Ce matin, Jésus béni me transporta hors de mon corps. Il se fit voir dans un état à remuer même les pierres.

Oh ! Comme Il souffrait ! Il semblait que, n’en pouvant plus, Il voulait se décharger un peu en cherchant de l’aide. Je sentis mon pauvre cœur se briser de tendresse Et, immédiatement, je lui retirai sa couronne d’épines et la plaçai sur ma tête pour lui donner un peu de soulagement.

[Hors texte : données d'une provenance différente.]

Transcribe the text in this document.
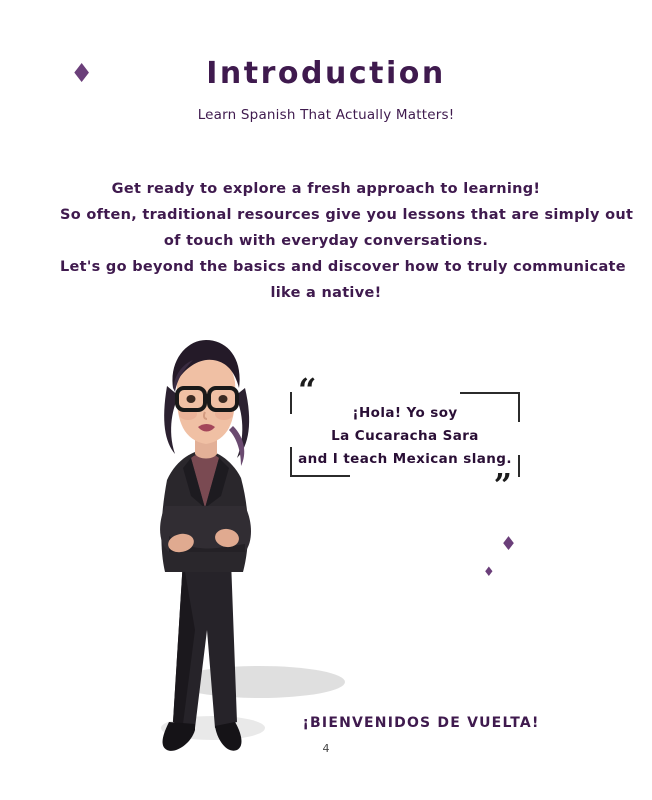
♦	Introduction
Learn Spanish That Actually Matters!
Get ready to explore a fresh approach to learning!
So often, traditional resources give you lessons that are simply out
of touch with everyday conversations.
Let's go beyond the basics and discover how to truly communicate
like a native!
“
”
¡Hola! Yo soy
La Cucaracha Sara
and I teach Mexican slang.
♦
♦
¡BIENVENIDOS DE VUELTA!
4
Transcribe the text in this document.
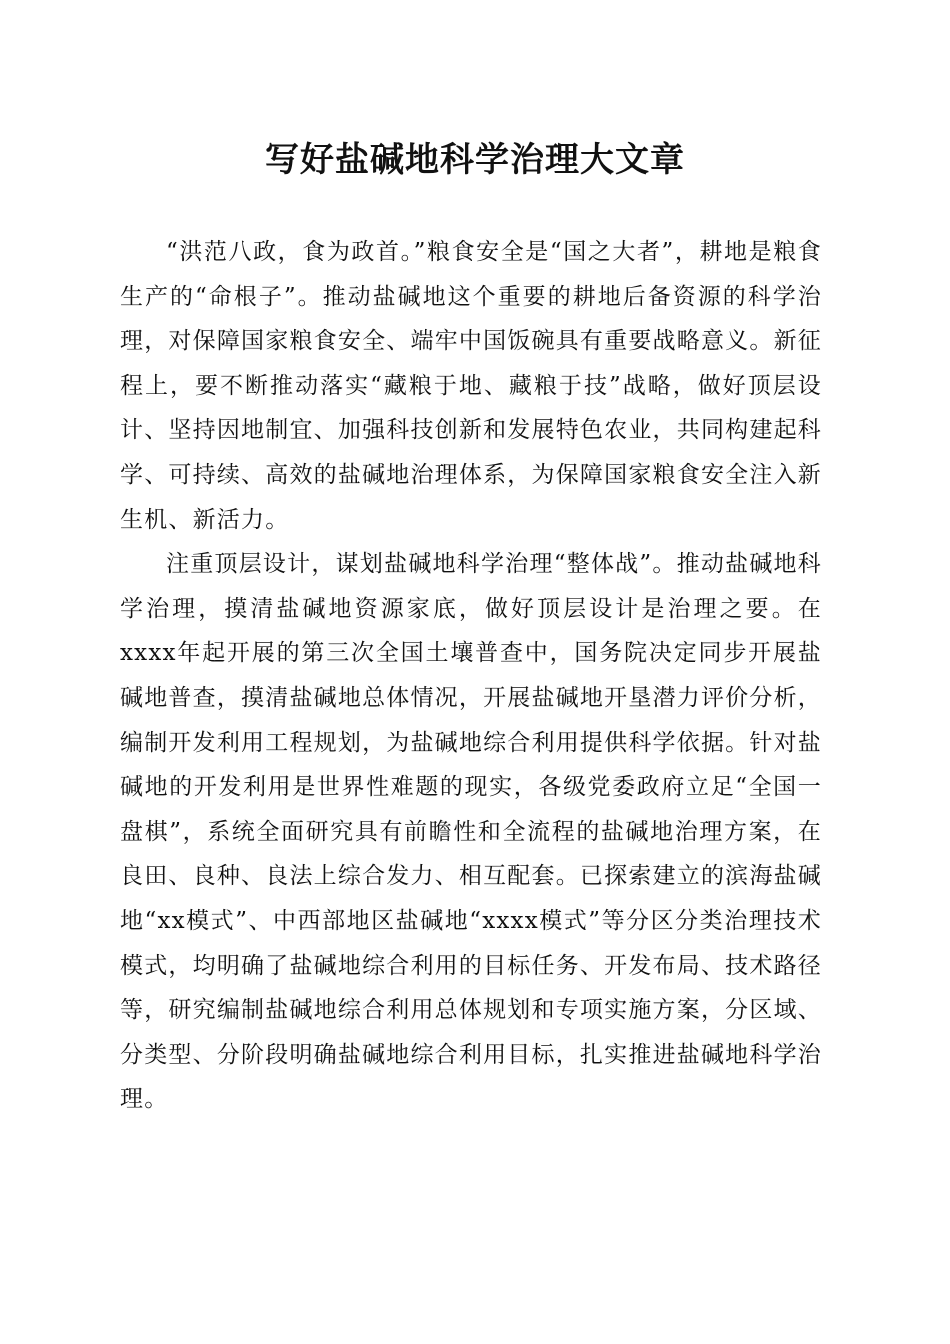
写好盐碱地科学治理大文章

“洪范八政，食为政首。”粮食安全是“国之大者”，耕地是粮食生产的“命根子”。推动盐碱地这个重要的耕地后备资源的科学治理，对保障国家粮食安全、端牢中国饭碗具有重要战略意义。新征程上，要不断推动落实“藏粮于地、藏粮于技”战略，做好顶层设计、坚持因地制宜、加强科技创新和发展特色农业，共同构建起科学、可持续、高效的盐碱地治理体系，为保障国家粮食安全注入新生机、新活力。

注重顶层设计，谋划盐碱地科学治理“整体战”。推动盐碱地科学治理，摸清盐碱地资源家底，做好顶层设计是治理之要。在xxxx年起开展的第三次全国土壤普查中，国务院决定同步开展盐碱地普查，摸清盐碱地总体情况，开展盐碱地开垦潜力评价分析，编制开发利用工程规划，为盐碱地综合利用提供科学依据。针对盐碱地的开发利用是世界性难题的现实，各级党委政府立足“全国一盘棋”，系统全面研究具有前瞻性和全流程的盐碱地治理方案，在良田、良种、良法上综合发力、相互配套。已探索建立的滨海盐碱地“xx模式”、中西部地区盐碱地“xxxx模式”等分区分类治理技术模式，均明确了盐碱地综合利用的目标任务、开发布局、技术路径等，研究编制盐碱地综合利用总体规划和专项实施方案，分区域、分类型、分阶段明确盐碱地综合利用目标，扎实推进盐碱地科学治理。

Ensuite, je lui dis : « Mon doux Bien, il y a quelque temps que tu n’as pas renouvelé pour moi les souffrances de la croix. Je te prie de me les renouveler aujourd’hui. Ainsi, tu seras soulagé davantage. »

Il me répondit : « Ma bien-aimée, il est nécessaire qu’on demande la permission à la Justice. Les choses sont arrivées à un point tel que la Justice ne peut permettre que tu souffres. »

Je ne savais comment faire pour implorer la Justice quand deux demoiselles, qui semblaient être au service de la justice, se présentèrent.

L’une s’appelait Tolérance, et l’autre Dissimulation.

Leur ayant demandé de me crucifier, Tolérance me prit une main et la cloua, sans vouloir terminer l’opération. Alors, je dis : « Oh ! Sainte Dissimulation, complète le travail de me crucifier ! Ne vois-tu pas que Tolérance m’ a abandonnée ? Fais-moi voir combien tu es plus habile à dissimuler. »

Alors, elle acheva l’œuvre de me crucifier, mais dans une telle souffrance que si le Seigneur ne m’avait soutenue dans ses bras, je serais certes morte de douleur.

Après cela, Jésus béni me dit : « Fille, il est nécessaire que, parfois au moins, tu subisses ces souffrances. Si tu ne le faisais pas, gare au monde ! qu’arriverait-il de lui ?» Ensuite, je priai Jésus pour plusieurs personnes et je revins dans mon corps.